The sun brought the earth to life, every year and every day. The sun-gods of various religions share the same characteristics. Persian Mithras and Egyptian Horus, for example, are born on 25 December after three days of winter solstice; they have twelve companions; they perform miracles; they are killed and rise from their tomb after three days; their epithets include the Way, the Truth, the Redeemer, and in the case of Horus KRST, the Anointed One. The Gnostic sect who danced at sunrise, the eastward orientation of every church, celebrated the life-giving power of the sun. So in AD 324 it took no great revolution of belief for the Emperor Constantine, who had been a follower of the sun-god Mithras, to call his god Jesus instead, and decide that all his subjects should do the same. The myths and imagery of sun worship, whose fundamental concern is the fertility of the earth and all its creatures, easily assimilated the corresponding myths and imagery of the Christian Redeemer.
Constantine had been converted twelve years earlier, and, whether out of religious conviction or political expediency, he would have appreciated the potential for control offered by the orthodox – that is, institutional – side of the "new" religion, rather than the individualism of Gnosticism. The Gnostic Apocalypse of Peter called the church’s hierarchy of bishops and deacons "waterless canals," but the Gnostic focus on attaining inner light, each for himself, could never have had the same unifying force in society. The church’s flesh-and-blood stories of martyrs and miracle cures could appeal to people everywhere, and its hierarchy of bishops and priests offered a reasonably efficient way to control them. For the sake of consistency, this involved adopting and promulgating one coherent version of the Redeemer story.
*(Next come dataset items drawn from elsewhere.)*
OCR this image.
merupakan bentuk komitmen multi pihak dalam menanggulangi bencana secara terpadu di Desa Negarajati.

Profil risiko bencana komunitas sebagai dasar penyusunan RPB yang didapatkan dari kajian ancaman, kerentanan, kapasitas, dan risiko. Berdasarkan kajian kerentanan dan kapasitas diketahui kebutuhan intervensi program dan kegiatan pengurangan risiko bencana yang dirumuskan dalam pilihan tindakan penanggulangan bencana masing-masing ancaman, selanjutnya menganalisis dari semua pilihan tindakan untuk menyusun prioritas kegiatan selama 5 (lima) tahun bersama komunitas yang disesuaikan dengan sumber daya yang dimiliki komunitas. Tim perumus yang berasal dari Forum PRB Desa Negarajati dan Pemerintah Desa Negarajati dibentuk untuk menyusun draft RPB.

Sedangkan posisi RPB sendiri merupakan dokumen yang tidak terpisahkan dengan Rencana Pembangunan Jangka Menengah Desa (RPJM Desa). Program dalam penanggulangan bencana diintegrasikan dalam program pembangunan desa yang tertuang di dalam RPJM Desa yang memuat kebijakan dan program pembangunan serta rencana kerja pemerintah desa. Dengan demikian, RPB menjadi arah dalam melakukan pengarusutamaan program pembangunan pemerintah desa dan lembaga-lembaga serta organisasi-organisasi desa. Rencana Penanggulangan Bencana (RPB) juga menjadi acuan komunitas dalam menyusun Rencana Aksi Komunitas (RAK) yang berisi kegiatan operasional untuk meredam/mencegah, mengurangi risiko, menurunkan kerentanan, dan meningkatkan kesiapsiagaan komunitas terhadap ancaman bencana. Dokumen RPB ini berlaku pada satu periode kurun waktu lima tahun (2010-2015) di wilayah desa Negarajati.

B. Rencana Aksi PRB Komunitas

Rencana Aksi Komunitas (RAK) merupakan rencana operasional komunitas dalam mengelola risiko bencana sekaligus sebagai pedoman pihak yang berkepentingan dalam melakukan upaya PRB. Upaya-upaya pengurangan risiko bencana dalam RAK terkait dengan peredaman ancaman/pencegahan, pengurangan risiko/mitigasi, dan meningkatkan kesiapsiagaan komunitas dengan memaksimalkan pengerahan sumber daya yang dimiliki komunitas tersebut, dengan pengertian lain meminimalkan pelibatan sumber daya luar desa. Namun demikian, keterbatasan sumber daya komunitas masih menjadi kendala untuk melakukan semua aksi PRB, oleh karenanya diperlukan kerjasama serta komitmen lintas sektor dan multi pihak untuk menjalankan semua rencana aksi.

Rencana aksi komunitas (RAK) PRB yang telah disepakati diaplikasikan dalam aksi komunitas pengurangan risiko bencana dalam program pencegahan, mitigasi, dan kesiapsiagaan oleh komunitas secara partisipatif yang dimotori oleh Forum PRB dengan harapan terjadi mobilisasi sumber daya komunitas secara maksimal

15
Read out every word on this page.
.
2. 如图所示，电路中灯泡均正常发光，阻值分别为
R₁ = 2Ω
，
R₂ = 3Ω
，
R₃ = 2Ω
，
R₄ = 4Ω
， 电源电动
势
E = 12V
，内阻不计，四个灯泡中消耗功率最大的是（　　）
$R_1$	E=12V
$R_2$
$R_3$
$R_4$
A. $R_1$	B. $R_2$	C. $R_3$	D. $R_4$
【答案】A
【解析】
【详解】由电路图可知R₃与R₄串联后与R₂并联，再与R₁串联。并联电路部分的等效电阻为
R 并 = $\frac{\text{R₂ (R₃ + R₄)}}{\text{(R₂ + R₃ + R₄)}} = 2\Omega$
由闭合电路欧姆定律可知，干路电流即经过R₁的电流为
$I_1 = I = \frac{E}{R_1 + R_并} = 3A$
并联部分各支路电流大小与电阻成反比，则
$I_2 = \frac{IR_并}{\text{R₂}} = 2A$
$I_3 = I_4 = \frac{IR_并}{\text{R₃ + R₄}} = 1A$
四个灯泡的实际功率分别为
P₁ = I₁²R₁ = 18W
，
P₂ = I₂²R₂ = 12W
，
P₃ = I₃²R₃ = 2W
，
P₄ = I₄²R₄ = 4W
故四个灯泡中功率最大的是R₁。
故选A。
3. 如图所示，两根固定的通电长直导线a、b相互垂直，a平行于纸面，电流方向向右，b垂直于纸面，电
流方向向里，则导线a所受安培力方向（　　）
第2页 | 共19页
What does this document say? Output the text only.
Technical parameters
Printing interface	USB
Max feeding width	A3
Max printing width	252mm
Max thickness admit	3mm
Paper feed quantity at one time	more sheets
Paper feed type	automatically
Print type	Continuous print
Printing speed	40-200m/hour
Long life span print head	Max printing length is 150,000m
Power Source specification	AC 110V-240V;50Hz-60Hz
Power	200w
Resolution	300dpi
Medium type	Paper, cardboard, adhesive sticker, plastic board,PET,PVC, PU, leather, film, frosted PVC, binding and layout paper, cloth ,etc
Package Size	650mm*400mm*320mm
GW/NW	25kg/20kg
As John Allegro put it, "Absurd though the myth was in its historical and religious pretensions, and sadly misleading in its presentation of contemporary Judaism, its stories contained such elements of truth and reflections of deep religious sentiment, combined with a fluency of style and an illusory simplicity of content, as to procure a sympathetic and ready audience in the gentile world. Its protagonists, the Great Church, eventually won the day, and its hierarchy ensured that for the future the writings of the canonical New Testament should be invested with supreme and incontrovertible authority as sources of doctrine and history" (The Dead Sea Scrolls and the Christian Myth, p. 192).
In summation, John Allegro observed the way the Jesus story echoed events and ideas in Gnostic literature, the Dead Sea Scrolls and the Old Testament, and he identified the doctrine of divine light as the unifying theme. This is expressed in myth and imagery and is a key to understanding a range of mythologies – including Christianity.
If we compare the Christian story with other contemporary writings and also with recurrent themes in the mythology of other cultures, we see it in the context of a much older and deeper current of religious thought. And if we observe this as students of human thought rather than as devotees of a particular religion, it is not to belittle Christianity as a phenomenon of history but to strengthen it as an expression of human understanding.
An interesting read. However, I find your insistence on calling the area that the Jews were living in at the time Palestine. Why do this when even the Roman maps marked it as Judea?